Tuesday, December 07, 2010

Whose cost, caring?

Tapu Misa's latest column is a criticism of the Welfare Working Group's focus on paid work to reduce dependency on the state.

She "whines" (her word) that stay at home mums feel worthless and undervalued. She presumes to speak for all at home mums. Collectivists have to do that in order to find collectivist solutions. Personally I never, ever felt undervalued as an at-home mother but what I and my family think is more important to me than the views of any other faceless community.

But the picture Misa concocts is of a society increasingly ganging up on all stay at home parents.

These days the idea of staying at home to look after young children seems increasingly old-fashioned and indulgent.

Yet, strangely, more and more men are doing it. Any 'indulgence' arises from the fact that many parents are using public money to stay home. Not money their partner has earned.

But Misa never makes any distinction between the two.

Some mothers (I imagine most) work because of economic necessity, but I've had more than a few women confess to me that they needed to work for their own sanity.

The mothers I know who are resisting that trend, despite the personal and economic costs, find themselves swimming against a tide that is increasingly unsympathetic, even dismissive of the role they play in raising and supporting their children.

There it is again. A 'tide' of collective opinion.

This leads to the predictable assertion that society puts no value on 'caring', or not enough anyway.
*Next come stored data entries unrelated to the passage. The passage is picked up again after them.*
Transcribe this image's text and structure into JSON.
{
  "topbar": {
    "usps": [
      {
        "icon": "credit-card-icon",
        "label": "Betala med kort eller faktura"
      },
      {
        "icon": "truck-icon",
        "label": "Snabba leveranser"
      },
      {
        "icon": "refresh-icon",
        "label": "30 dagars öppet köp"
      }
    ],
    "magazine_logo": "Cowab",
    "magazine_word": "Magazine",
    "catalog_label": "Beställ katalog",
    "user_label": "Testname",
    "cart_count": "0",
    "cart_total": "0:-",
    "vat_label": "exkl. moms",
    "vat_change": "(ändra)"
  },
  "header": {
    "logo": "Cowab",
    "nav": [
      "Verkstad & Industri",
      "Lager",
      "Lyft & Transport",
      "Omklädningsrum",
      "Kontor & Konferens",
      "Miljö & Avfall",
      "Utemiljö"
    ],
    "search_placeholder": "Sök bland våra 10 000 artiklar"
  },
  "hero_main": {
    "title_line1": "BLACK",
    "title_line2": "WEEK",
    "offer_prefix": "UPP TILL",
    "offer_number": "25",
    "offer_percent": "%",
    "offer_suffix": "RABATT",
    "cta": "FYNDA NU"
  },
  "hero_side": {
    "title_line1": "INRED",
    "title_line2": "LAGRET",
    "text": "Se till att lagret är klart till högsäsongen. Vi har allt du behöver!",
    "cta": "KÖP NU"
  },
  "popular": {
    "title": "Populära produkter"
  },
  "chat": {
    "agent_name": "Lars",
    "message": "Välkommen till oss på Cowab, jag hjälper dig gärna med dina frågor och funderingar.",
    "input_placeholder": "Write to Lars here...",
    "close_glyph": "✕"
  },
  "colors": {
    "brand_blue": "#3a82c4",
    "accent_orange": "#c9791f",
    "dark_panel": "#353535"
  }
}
What she really means is that the state puts no value on caring because she observes the state getting increasingly reluctant to pay for it.

That is because when the state takes on responsibility for the upkeep of individuals they do less and less for themselves and each other. Families have fewer reasons to stay together and rely on one another. I am sure that the members of the WWG do value individuals caring for one another but understand that the welfare system has undermined this.
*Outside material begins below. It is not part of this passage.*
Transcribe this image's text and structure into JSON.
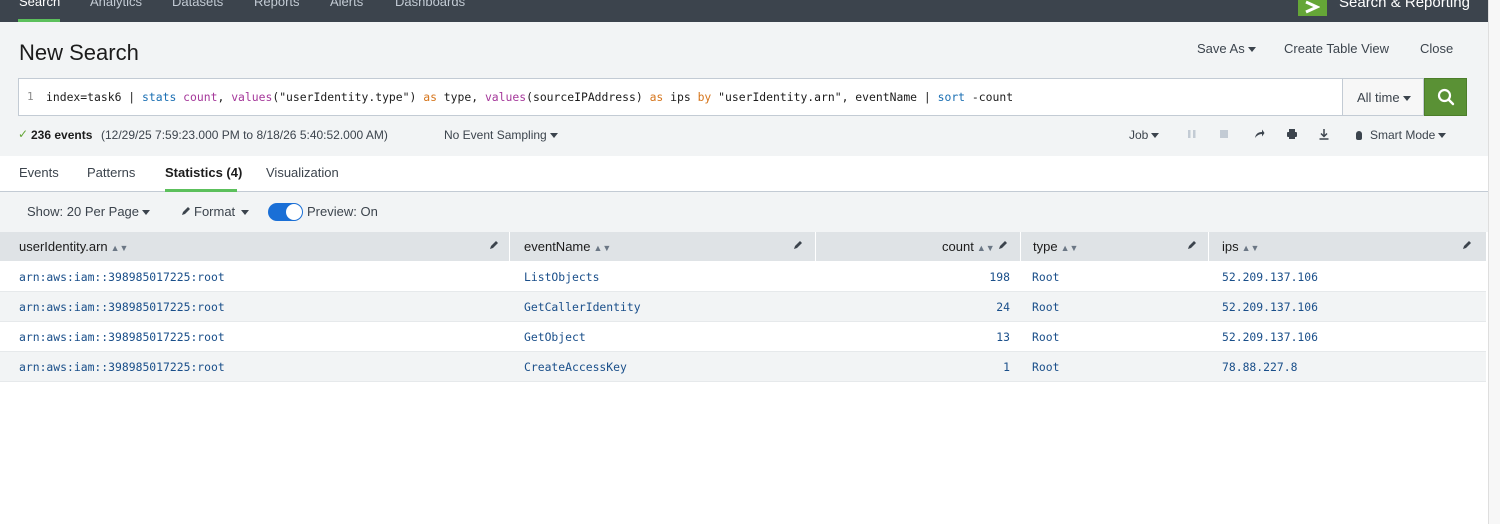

With its narrow focus on paid work rather than care, it continues to miss the bigger picture.

No. I think it is Tapu Misa who misses the big picture.
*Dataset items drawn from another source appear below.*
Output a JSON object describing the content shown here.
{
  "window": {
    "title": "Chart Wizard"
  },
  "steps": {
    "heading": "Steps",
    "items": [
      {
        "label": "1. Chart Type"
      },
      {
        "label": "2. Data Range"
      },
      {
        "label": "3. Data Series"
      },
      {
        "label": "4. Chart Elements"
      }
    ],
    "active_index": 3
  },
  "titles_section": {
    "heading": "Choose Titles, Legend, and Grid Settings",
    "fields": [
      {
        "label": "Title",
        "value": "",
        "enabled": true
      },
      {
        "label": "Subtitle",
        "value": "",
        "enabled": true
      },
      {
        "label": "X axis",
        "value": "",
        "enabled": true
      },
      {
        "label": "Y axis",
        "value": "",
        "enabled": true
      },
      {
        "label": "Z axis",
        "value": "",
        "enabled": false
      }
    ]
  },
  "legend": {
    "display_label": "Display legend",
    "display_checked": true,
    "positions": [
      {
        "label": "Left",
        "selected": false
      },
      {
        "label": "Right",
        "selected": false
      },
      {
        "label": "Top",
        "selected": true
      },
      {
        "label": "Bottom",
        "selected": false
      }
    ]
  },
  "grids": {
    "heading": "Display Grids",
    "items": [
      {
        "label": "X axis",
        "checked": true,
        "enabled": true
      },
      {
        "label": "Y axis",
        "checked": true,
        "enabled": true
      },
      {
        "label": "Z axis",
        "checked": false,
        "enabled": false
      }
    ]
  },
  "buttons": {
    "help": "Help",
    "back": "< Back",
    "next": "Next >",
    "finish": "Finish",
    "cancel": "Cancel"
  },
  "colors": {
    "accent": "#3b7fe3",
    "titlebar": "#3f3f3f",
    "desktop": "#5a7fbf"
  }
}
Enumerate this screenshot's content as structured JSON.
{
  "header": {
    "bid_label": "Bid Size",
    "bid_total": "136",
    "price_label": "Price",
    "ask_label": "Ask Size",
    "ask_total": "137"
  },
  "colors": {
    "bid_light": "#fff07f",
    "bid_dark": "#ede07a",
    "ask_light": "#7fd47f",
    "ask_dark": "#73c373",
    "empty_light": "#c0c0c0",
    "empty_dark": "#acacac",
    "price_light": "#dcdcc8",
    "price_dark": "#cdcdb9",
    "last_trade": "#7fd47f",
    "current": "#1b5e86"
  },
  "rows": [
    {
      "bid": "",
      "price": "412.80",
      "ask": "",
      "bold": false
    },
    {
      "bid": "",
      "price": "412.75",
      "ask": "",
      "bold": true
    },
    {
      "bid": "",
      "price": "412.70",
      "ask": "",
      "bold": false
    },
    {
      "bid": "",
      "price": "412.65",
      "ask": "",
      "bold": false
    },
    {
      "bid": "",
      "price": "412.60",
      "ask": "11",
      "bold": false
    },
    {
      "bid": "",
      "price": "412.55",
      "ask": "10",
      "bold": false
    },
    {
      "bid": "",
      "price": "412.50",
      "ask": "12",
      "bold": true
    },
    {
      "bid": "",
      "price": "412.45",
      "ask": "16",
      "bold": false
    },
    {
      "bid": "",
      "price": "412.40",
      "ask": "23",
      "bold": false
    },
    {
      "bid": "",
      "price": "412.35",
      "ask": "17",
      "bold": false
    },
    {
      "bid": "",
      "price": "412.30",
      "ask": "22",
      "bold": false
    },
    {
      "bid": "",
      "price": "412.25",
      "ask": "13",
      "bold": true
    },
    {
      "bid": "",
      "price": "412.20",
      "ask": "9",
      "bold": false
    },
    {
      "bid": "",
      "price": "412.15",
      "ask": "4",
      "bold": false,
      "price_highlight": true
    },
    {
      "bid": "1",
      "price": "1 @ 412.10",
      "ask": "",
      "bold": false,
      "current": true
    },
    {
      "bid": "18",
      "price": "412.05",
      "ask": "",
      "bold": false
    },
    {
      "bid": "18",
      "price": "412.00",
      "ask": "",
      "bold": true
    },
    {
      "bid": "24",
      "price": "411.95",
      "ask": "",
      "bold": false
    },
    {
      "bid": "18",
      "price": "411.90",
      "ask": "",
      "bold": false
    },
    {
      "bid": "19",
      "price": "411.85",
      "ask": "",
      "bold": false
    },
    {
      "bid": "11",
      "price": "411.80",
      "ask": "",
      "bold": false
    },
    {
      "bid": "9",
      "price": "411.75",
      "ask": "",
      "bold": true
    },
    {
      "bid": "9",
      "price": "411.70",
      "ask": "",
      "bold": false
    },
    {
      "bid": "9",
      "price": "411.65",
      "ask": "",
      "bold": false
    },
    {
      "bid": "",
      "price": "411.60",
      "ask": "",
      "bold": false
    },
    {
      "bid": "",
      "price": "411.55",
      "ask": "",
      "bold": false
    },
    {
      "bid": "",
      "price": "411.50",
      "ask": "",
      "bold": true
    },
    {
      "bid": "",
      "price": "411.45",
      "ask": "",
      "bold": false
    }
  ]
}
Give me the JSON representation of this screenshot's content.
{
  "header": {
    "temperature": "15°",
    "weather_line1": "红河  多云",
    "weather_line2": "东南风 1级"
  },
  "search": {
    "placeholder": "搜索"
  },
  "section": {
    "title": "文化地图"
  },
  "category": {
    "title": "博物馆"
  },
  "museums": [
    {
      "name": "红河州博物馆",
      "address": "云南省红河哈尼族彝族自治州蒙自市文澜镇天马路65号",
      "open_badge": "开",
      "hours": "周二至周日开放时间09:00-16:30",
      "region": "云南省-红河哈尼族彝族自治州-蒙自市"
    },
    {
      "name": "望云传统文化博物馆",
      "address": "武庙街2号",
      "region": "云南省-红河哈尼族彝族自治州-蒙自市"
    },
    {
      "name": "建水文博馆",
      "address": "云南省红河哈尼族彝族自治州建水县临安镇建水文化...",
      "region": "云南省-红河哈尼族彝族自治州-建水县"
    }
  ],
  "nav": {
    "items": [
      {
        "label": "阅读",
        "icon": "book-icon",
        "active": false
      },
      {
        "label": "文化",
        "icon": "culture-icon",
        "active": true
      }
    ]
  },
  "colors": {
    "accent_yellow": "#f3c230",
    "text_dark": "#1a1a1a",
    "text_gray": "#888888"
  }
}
And one more thing. She alludes to a situation developing in the US;

As the New York Times reported last week, budget cuts in schools, for example, have heightened the need for more volunteer help just as parents have less and less time to give.

The unpaid work that would have been done by stay-at-home mothers is now falling on over-burdened working mothers, who are starting to "say NO to volunteering".

High unemployment has meant more people have more time on their hands. People are stepping forward to fill roles in schools that were previously paid positions and perversely, the unions are fighting them. Out of necessity the state is shrinking and the left do not like it.


Anonymous said...

I don't see that the work is unpaid. The wife gets food, a roof, clothing etc.
What is unfair is making other people pay for your wife or whatever.

Falafulu Fisi said...

This woman Tapu Misa is daft. She whines useless & irrelevant topics and her facts are wrong most of the time.

I hope that our Pacific Island community ignores useless ranting on the media, because obviously, what she writes do not inspire islanders. It make islanders want to feel oppressed in a free society like NZ, therefore they see themselves as victims (of no ones fault except themselves). We know that when people feel this way, then all drive to succeed in life disappears.

Tapu idiot Misa, should do us islanders a favour by stop writing nonsense, because her idiotic articles only exacerbate the problems, since they make islanders feel that they're helpless, but in reality there is no such thing, it is just in the minds.

connie raiwhara said...

As a old stay home mum. I have had to get a hobby. I work at the Pikorua Community House as a voluntee and have done for 2half yrs.And have enjoyed every bit of it. Dew to other challenging events in my life, working is not and option, especially full time work. My husbands sickness and my dedication to my Community takes up a lot of my time. If I could find work at night or during the weekends I would take it. The benefit is helping, but it only keeps my head above the first bill, and under the rest. There are people out there that jimmy the system, and you can understand why. I am not one of those people and life is very hard for people like myself who just want to live. PLaces like winz donot help the people in need,Just make it harder to want to live.